Scope of Reproducibility
Neural Networks Fail to Learn Periodic Functions and How to Fix It [1] demonstrates experimentally that standard activations such as ReLU, tanh, sigmoid and their variants all fail to learn how to extrapolate simple periodic functions. The original paper goes on to propose a new activation, which the authors name the snake function. The central claims of the paper are two-fold: (1) The properties of the activation functions are carried over to the neural networks. A tanh network will be smooth and extrapolates to a constant function, while ReLU extrapolates in a linear way. Standard neural networks with conventional activation functions are insufficient for extrapolating periodic functions. (2) The proposed activation function manages to learn periodic functions while being able to optimize as well as conventional activation functions. While both experimental proof and theoretical justifications are provided for the claims, we shall only be concerned with testing the claims via experimental means.

Methodology
While one of the authors was contacted to clarify certain difficulties, the reproduction of all experiments was completed using only the information provided in the paper. With one exception, the links to all datasets used were also provided in the original paper. This allowed us to implement most experiments from scratch.

Results
We were able to successfully replicate experiments supporting the central claim of the paper, that the proposed snake non-linearity can learn periodic functions. We also analyze the suitability of the snake activation for other tasks like generative modeling and sentiment analysis.

What was easy
Many experiments included descriptions of the neural network architectures and graphs showcasing performance, giving us a clear benchmark to compare our results against.

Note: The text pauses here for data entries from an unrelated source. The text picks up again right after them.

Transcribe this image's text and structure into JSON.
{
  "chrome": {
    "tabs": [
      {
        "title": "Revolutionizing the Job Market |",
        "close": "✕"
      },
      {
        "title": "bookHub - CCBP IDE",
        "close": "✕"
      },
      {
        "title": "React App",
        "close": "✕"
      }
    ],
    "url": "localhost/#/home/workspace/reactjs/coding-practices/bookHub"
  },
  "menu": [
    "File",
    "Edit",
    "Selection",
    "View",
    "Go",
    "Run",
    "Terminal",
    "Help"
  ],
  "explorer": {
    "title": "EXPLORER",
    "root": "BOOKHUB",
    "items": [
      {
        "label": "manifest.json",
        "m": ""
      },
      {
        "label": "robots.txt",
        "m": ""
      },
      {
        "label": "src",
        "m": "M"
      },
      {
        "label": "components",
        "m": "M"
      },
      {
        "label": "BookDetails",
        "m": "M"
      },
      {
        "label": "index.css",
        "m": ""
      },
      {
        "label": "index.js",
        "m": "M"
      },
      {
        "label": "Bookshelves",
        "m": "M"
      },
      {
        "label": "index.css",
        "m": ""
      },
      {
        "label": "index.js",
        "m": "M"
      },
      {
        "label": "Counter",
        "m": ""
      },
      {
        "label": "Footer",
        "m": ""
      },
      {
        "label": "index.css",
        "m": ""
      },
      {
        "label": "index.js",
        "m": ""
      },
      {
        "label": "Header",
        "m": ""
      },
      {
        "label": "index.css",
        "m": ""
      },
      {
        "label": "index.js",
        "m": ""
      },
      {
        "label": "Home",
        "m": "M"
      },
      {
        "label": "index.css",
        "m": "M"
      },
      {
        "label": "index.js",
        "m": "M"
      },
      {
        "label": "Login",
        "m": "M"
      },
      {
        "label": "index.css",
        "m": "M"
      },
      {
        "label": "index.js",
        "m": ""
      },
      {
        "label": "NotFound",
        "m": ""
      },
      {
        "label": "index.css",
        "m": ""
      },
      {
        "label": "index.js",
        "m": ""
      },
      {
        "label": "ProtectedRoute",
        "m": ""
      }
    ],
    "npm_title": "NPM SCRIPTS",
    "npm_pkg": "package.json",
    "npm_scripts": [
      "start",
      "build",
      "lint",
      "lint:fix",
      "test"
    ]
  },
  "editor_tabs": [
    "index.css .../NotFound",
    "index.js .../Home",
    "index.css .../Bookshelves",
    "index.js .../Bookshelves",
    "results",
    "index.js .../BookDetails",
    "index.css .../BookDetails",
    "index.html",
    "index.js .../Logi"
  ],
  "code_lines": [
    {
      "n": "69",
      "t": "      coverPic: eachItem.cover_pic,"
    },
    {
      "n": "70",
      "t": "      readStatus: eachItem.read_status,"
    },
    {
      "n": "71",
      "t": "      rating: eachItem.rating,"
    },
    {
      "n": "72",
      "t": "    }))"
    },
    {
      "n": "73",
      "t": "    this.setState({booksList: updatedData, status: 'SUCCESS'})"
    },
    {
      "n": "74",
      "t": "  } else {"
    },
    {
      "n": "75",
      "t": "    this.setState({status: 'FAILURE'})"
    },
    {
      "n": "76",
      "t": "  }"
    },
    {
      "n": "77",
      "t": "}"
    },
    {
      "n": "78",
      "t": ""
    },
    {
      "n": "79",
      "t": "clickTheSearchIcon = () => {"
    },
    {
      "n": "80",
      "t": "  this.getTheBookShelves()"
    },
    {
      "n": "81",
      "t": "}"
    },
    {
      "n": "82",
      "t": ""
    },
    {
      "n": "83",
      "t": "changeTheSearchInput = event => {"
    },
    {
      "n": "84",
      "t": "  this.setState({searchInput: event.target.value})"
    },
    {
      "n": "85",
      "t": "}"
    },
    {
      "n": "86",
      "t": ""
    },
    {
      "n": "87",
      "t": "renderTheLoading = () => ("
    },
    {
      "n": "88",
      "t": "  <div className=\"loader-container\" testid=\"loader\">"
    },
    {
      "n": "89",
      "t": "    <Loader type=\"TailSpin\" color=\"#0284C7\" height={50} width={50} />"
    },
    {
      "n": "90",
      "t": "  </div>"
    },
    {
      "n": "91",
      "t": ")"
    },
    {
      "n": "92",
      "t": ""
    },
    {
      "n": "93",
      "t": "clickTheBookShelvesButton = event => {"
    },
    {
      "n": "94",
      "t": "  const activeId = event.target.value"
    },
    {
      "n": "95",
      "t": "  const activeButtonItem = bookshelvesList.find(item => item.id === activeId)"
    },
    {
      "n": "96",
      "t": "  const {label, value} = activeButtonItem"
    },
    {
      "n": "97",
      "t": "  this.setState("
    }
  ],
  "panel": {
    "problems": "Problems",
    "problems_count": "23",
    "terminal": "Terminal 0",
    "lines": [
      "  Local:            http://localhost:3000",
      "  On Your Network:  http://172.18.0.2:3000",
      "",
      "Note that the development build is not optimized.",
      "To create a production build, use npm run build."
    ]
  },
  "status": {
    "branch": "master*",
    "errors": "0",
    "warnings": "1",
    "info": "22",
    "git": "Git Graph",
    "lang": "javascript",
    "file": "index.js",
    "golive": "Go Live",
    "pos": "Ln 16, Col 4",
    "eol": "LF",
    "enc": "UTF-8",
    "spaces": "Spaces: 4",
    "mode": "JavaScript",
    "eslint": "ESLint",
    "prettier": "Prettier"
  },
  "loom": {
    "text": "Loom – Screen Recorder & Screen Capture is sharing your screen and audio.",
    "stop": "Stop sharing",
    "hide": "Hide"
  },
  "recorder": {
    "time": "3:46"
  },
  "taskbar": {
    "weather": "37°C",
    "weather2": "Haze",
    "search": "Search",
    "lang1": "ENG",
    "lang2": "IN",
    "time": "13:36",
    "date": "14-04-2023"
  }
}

Links to datasets for all experiments, barring one, were also included in the paper itself.
What was difficult

Data for the human body temperature experiment was not available. Proper implementation details were not given for initializing the weights in neural networks with snake and using snake with RNNs.
Communication with original authors

Liu Ziyin, one of the authors, was contacted to provide the dataset used for the human body temperature experiment, elaborate upon the implementation of variance correction and provide the implementation of RNNs using snake. Liu provided the GitHub link to the authorsʼ original code for the human body temperature, market index, and extrapolation experiments. Liu also provided an explanation on how to implement variance correction. While the code for the RNN implementation using the snake activation was not made public, a screenshot of the same was provided. We thank the authors for their assistance.